Yemek ve Lisayla olan sohbet tahminlerimden farklı geçmişti. Sürekli MaryAnn ile kıyaslama durumunda olmama rağmen en ufak bir benzerlik bulamamıştırm. Sürekli onun abisine bakışlarını davranışını ve konuşmasını tartıyordum. Hiç bir şekilde yapmacık bir yönü yoktu. içimden sürekli Brain ile olan ilişkimde yaşadığım istisnai durumun başkalarıyla yaşamamın mümkün olmadığını tekrar edip duruyordum.

Yakaladığı her fırsatta elimi tutan veya yanağımı okşayan David oldukça mutlu görünüyor ama bir yandan da her an ters birşeyler olabilir endişesi ile tetikte duruyordu.
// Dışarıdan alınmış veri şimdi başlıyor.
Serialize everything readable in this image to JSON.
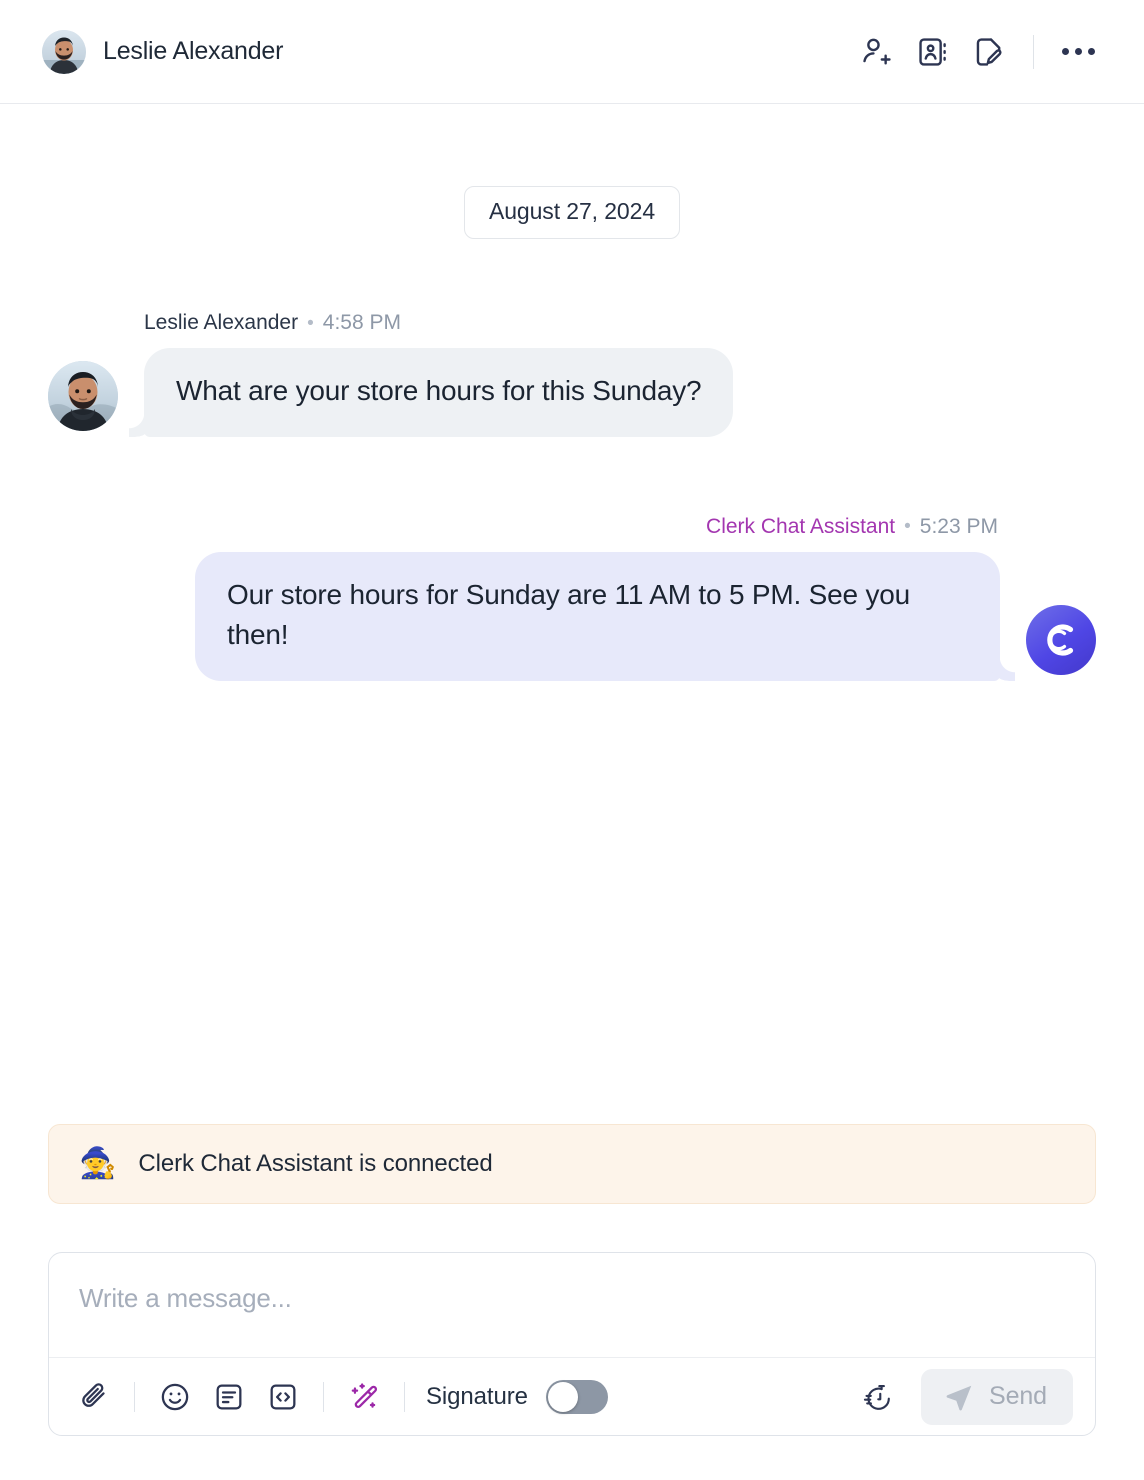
{
  "header": {
    "contact_name": "Leslie Alexander",
    "avatar_name": "leslie-alexander-avatar",
    "actions": [
      {
        "name": "add-contact-icon",
        "label": "Add contact"
      },
      {
        "name": "contact-card-icon",
        "label": "Contact details"
      },
      {
        "name": "note-edit-icon",
        "label": "Edit note"
      }
    ],
    "more_label": "More options"
  },
  "thread": {
    "date_divider": "August 27, 2024",
    "messages": [
      {
        "direction": "incoming",
        "sender": "Leslie Alexander",
        "separator": "•",
        "time": "4:58 PM",
        "text": "What are your store hours for this Sunday?"
      },
      {
        "direction": "outgoing",
        "sender": "Clerk Chat Assistant",
        "separator": "•",
        "time": "5:23 PM",
        "text": "Our store hours for Sunday are 11 AM to 5 PM. See you then!"
      }
    ]
  },
  "banner": {
    "emoji": "🧙",
    "text": "Clerk Chat Assistant is connected"
  },
  "composer": {
    "placeholder": "Write a message...",
    "value": "",
    "tools": [
      {
        "name": "attachment-icon",
        "label": "Attach file"
      },
      {
        "name": "emoji-icon",
        "label": "Emoji"
      },
      {
        "name": "template-icon",
        "label": "Templates"
      },
      {
        "name": "code-icon",
        "label": "Merge field"
      },
      {
        "name": "magic-wand-icon",
        "label": "AI assist"
      }
    ],
    "signature_label": "Signature",
    "signature_on": false,
    "schedule_label": "Schedule send",
    "send_label": "Send",
    "send_enabled": false
  },
  "colors": {
    "accent_purple": "#a336b0",
    "bot_bubble": "#e7e9fa",
    "user_bubble": "#eef1f4",
    "banner_bg": "#fdf4ea",
    "icon_navy": "#2d3552",
    "magic_purple": "#9c28a8"
  }
}
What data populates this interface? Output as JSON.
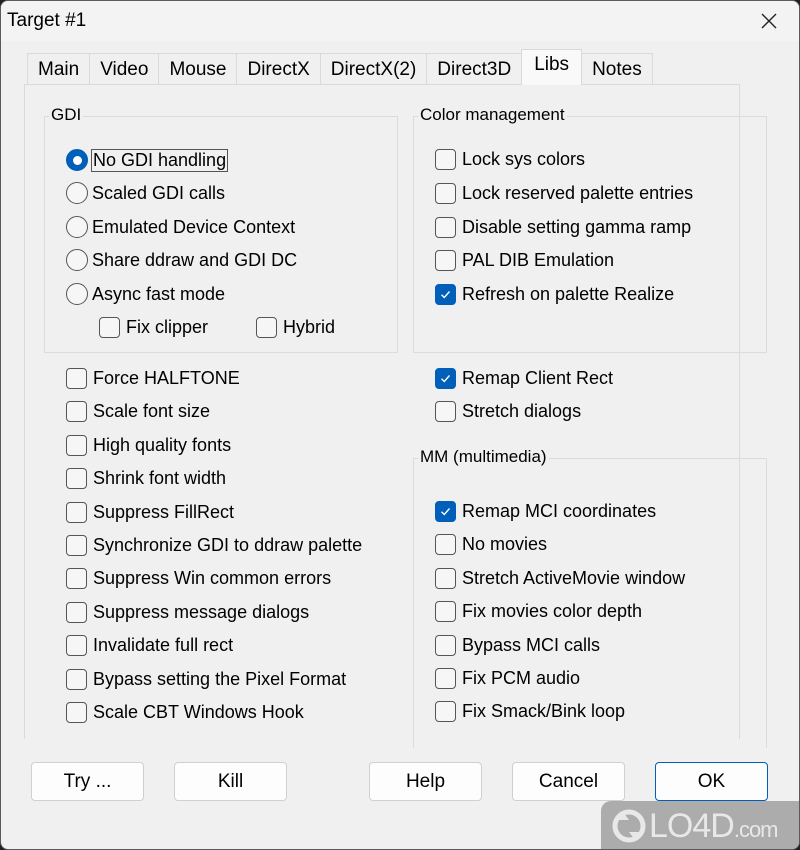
{
  "window": {
    "title": "Target #1"
  },
  "tabs": [
    {
      "label": "Main",
      "active": false
    },
    {
      "label": "Video",
      "active": false
    },
    {
      "label": "Mouse",
      "active": false
    },
    {
      "label": "DirectX",
      "active": false
    },
    {
      "label": "DirectX(2)",
      "active": false
    },
    {
      "label": "Direct3D",
      "active": false
    },
    {
      "label": "Libs",
      "active": true
    },
    {
      "label": "Notes",
      "active": false
    }
  ],
  "gdi": {
    "label": "GDI",
    "radios": [
      {
        "label": "No GDI handling",
        "checked": true
      },
      {
        "label": "Scaled GDI calls",
        "checked": false
      },
      {
        "label": "Emulated Device Context",
        "checked": false
      },
      {
        "label": "Share ddraw and GDI DC",
        "checked": false
      },
      {
        "label": "Async fast mode",
        "checked": false
      }
    ],
    "sub_checks": [
      {
        "label": "Fix clipper",
        "checked": false
      },
      {
        "label": "Hybrid",
        "checked": false
      }
    ]
  },
  "left_checks": [
    {
      "label": "Force HALFTONE",
      "checked": false
    },
    {
      "label": "Scale font size",
      "checked": false
    },
    {
      "label": "High quality fonts",
      "checked": false
    },
    {
      "label": "Shrink font width",
      "checked": false
    },
    {
      "label": "Suppress FillRect",
      "checked": false
    },
    {
      "label": "Synchronize GDI to ddraw palette",
      "checked": false
    },
    {
      "label": "Suppress Win common errors",
      "checked": false
    },
    {
      "label": "Suppress message dialogs",
      "checked": false
    },
    {
      "label": "Invalidate full rect",
      "checked": false
    },
    {
      "label": "Bypass setting the Pixel Format",
      "checked": false
    },
    {
      "label": "Scale CBT Windows Hook",
      "checked": false
    }
  ],
  "color_management": {
    "label": "Color management",
    "checks": [
      {
        "label": "Lock sys colors",
        "checked": false
      },
      {
        "label": "Lock reserved palette entries",
        "checked": false
      },
      {
        "label": "Disable setting gamma ramp",
        "checked": false
      },
      {
        "label": "PAL DIB Emulation",
        "checked": false
      },
      {
        "label": "Refresh on palette Realize",
        "checked": true
      }
    ]
  },
  "right_checks": [
    {
      "label": "Remap Client Rect",
      "checked": true
    },
    {
      "label": "Stretch dialogs",
      "checked": false
    }
  ],
  "multimedia": {
    "label": "MM (multimedia)",
    "checks": [
      {
        "label": "Remap MCI coordinates",
        "checked": true
      },
      {
        "label": "No movies",
        "checked": false
      },
      {
        "label": "Stretch ActiveMovie window",
        "checked": false
      },
      {
        "label": "Fix movies color depth",
        "checked": false
      },
      {
        "label": "Bypass MCI calls",
        "checked": false
      },
      {
        "label": "Fix PCM audio",
        "checked": false
      },
      {
        "label": "Fix Smack/Bink loop",
        "checked": false
      }
    ]
  },
  "buttons": {
    "try": "Try ...",
    "kill": "Kill",
    "help": "Help",
    "cancel": "Cancel",
    "ok": "OK"
  },
  "watermark": {
    "brand": "LO4D",
    "suffix": ".com"
  },
  "colors": {
    "accent": "#005fb8",
    "background": "#f0f0f0"
  }
}
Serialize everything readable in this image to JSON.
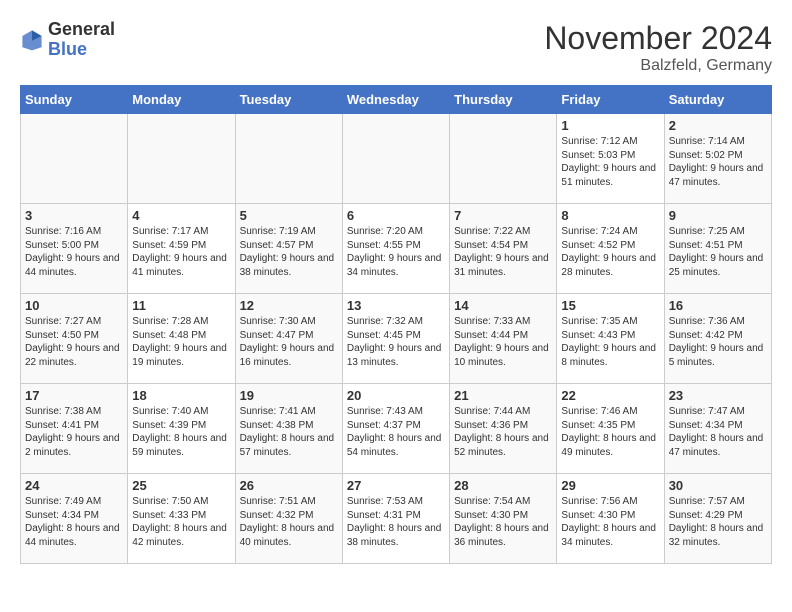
{
  "header": {
    "logo_general": "General",
    "logo_blue": "Blue",
    "month_title": "November 2024",
    "location": "Balzfeld, Germany"
  },
  "days_of_week": [
    "Sunday",
    "Monday",
    "Tuesday",
    "Wednesday",
    "Thursday",
    "Friday",
    "Saturday"
  ],
  "weeks": [
    [
      {
        "day": "",
        "empty": true
      },
      {
        "day": "",
        "empty": true
      },
      {
        "day": "",
        "empty": true
      },
      {
        "day": "",
        "empty": true
      },
      {
        "day": "",
        "empty": true
      },
      {
        "day": "1",
        "sunrise": "Sunrise: 7:12 AM",
        "sunset": "Sunset: 5:03 PM",
        "daylight": "Daylight: 9 hours and 51 minutes."
      },
      {
        "day": "2",
        "sunrise": "Sunrise: 7:14 AM",
        "sunset": "Sunset: 5:02 PM",
        "daylight": "Daylight: 9 hours and 47 minutes."
      }
    ],
    [
      {
        "day": "3",
        "sunrise": "Sunrise: 7:16 AM",
        "sunset": "Sunset: 5:00 PM",
        "daylight": "Daylight: 9 hours and 44 minutes."
      },
      {
        "day": "4",
        "sunrise": "Sunrise: 7:17 AM",
        "sunset": "Sunset: 4:59 PM",
        "daylight": "Daylight: 9 hours and 41 minutes."
      },
      {
        "day": "5",
        "sunrise": "Sunrise: 7:19 AM",
        "sunset": "Sunset: 4:57 PM",
        "daylight": "Daylight: 9 hours and 38 minutes."
      },
      {
        "day": "6",
        "sunrise": "Sunrise: 7:20 AM",
        "sunset": "Sunset: 4:55 PM",
        "daylight": "Daylight: 9 hours and 34 minutes."
      },
      {
        "day": "7",
        "sunrise": "Sunrise: 7:22 AM",
        "sunset": "Sunset: 4:54 PM",
        "daylight": "Daylight: 9 hours and 31 minutes."
      },
      {
        "day": "8",
        "sunrise": "Sunrise: 7:24 AM",
        "sunset": "Sunset: 4:52 PM",
        "daylight": "Daylight: 9 hours and 28 minutes."
      },
      {
        "day": "9",
        "sunrise": "Sunrise: 7:25 AM",
        "sunset": "Sunset: 4:51 PM",
        "daylight": "Daylight: 9 hours and 25 minutes."
      }
    ],
    [
      {
        "day": "10",
        "sunrise": "Sunrise: 7:27 AM",
        "sunset": "Sunset: 4:50 PM",
        "daylight": "Daylight: 9 hours and 22 minutes."
      },
      {
        "day": "11",
        "sunrise": "Sunrise: 7:28 AM",
        "sunset": "Sunset: 4:48 PM",
        "daylight": "Daylight: 9 hours and 19 minutes."
      },
      {
        "day": "12",
        "sunrise": "Sunrise: 7:30 AM",
        "sunset": "Sunset: 4:47 PM",
        "daylight": "Daylight: 9 hours and 16 minutes."
      },
      {
        "day": "13",
        "sunrise": "Sunrise: 7:32 AM",
        "sunset": "Sunset: 4:45 PM",
        "daylight": "Daylight: 9 hours and 13 minutes."
      },
      {
        "day": "14",
        "sunrise": "Sunrise: 7:33 AM",
        "sunset": "Sunset: 4:44 PM",
        "daylight": "Daylight: 9 hours and 10 minutes."
      },
      {
        "day": "15",
        "sunrise": "Sunrise: 7:35 AM",
        "sunset": "Sunset: 4:43 PM",
        "daylight": "Daylight: 9 hours and 8 minutes."
      },
      {
        "day": "16",
        "sunrise": "Sunrise: 7:36 AM",
        "sunset": "Sunset: 4:42 PM",
        "daylight": "Daylight: 9 hours and 5 minutes."
      }
    ],
    [
      {
        "day": "17",
        "sunrise": "Sunrise: 7:38 AM",
        "sunset": "Sunset: 4:41 PM",
        "daylight": "Daylight: 9 hours and 2 minutes."
      },
      {
        "day": "18",
        "sunrise": "Sunrise: 7:40 AM",
        "sunset": "Sunset: 4:39 PM",
        "daylight": "Daylight: 8 hours and 59 minutes."
      },
      {
        "day": "19",
        "sunrise": "Sunrise: 7:41 AM",
        "sunset": "Sunset: 4:38 PM",
        "daylight": "Daylight: 8 hours and 57 minutes."
      },
      {
        "day": "20",
        "sunrise": "Sunrise: 7:43 AM",
        "sunset": "Sunset: 4:37 PM",
        "daylight": "Daylight: 8 hours and 54 minutes."
      },
      {
        "day": "21",
        "sunrise": "Sunrise: 7:44 AM",
        "sunset": "Sunset: 4:36 PM",
        "daylight": "Daylight: 8 hours and 52 minutes."
      },
      {
        "day": "22",
        "sunrise": "Sunrise: 7:46 AM",
        "sunset": "Sunset: 4:35 PM",
        "daylight": "Daylight: 8 hours and 49 minutes."
      },
      {
        "day": "23",
        "sunrise": "Sunrise: 7:47 AM",
        "sunset": "Sunset: 4:34 PM",
        "daylight": "Daylight: 8 hours and 47 minutes."
      }
    ],
    [
      {
        "day": "24",
        "sunrise": "Sunrise: 7:49 AM",
        "sunset": "Sunset: 4:34 PM",
        "daylight": "Daylight: 8 hours and 44 minutes."
      },
      {
        "day": "25",
        "sunrise": "Sunrise: 7:50 AM",
        "sunset": "Sunset: 4:33 PM",
        "daylight": "Daylight: 8 hours and 42 minutes."
      },
      {
        "day": "26",
        "sunrise": "Sunrise: 7:51 AM",
        "sunset": "Sunset: 4:32 PM",
        "daylight": "Daylight: 8 hours and 40 minutes."
      },
      {
        "day": "27",
        "sunrise": "Sunrise: 7:53 AM",
        "sunset": "Sunset: 4:31 PM",
        "daylight": "Daylight: 8 hours and 38 minutes."
      },
      {
        "day": "28",
        "sunrise": "Sunrise: 7:54 AM",
        "sunset": "Sunset: 4:30 PM",
        "daylight": "Daylight: 8 hours and 36 minutes."
      },
      {
        "day": "29",
        "sunrise": "Sunrise: 7:56 AM",
        "sunset": "Sunset: 4:30 PM",
        "daylight": "Daylight: 8 hours and 34 minutes."
      },
      {
        "day": "30",
        "sunrise": "Sunrise: 7:57 AM",
        "sunset": "Sunset: 4:29 PM",
        "daylight": "Daylight: 8 hours and 32 minutes."
      }
    ]
  ]
}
David ile çocukluk anılarını anlatmayan başlayan Lisa kardeşinin itirazlarına rağmen tüm detayları anlatmaya devam ederken kahkahalar atıyordu. Kendimi onların şakalaşmalarına kaptırmış, ben de onları tebessümle takip ediyordum. Her şey o kadar normaldi ki. Tıpkı doğun gününde MaryAnn'in sürekli abisiyle dans etmesi ve sarhoş olup Brain' a sürekli hadi benimle uyu demesi kadar normaldi. Tabi ben o zamanlar bu davranışların kardeşin abisine normal yaklaşımı olarak bulurken aslında hikayenin farklı bir yüzü olduğunu öğrenmemden önceydi. Aklıma gelin anının etkisi suratıma çarpmış bir tokat kadar sertti.
Onlar kendi aralarında konuşarak gülüşmeye devam ederken ben yavaşça ayağa kalktım.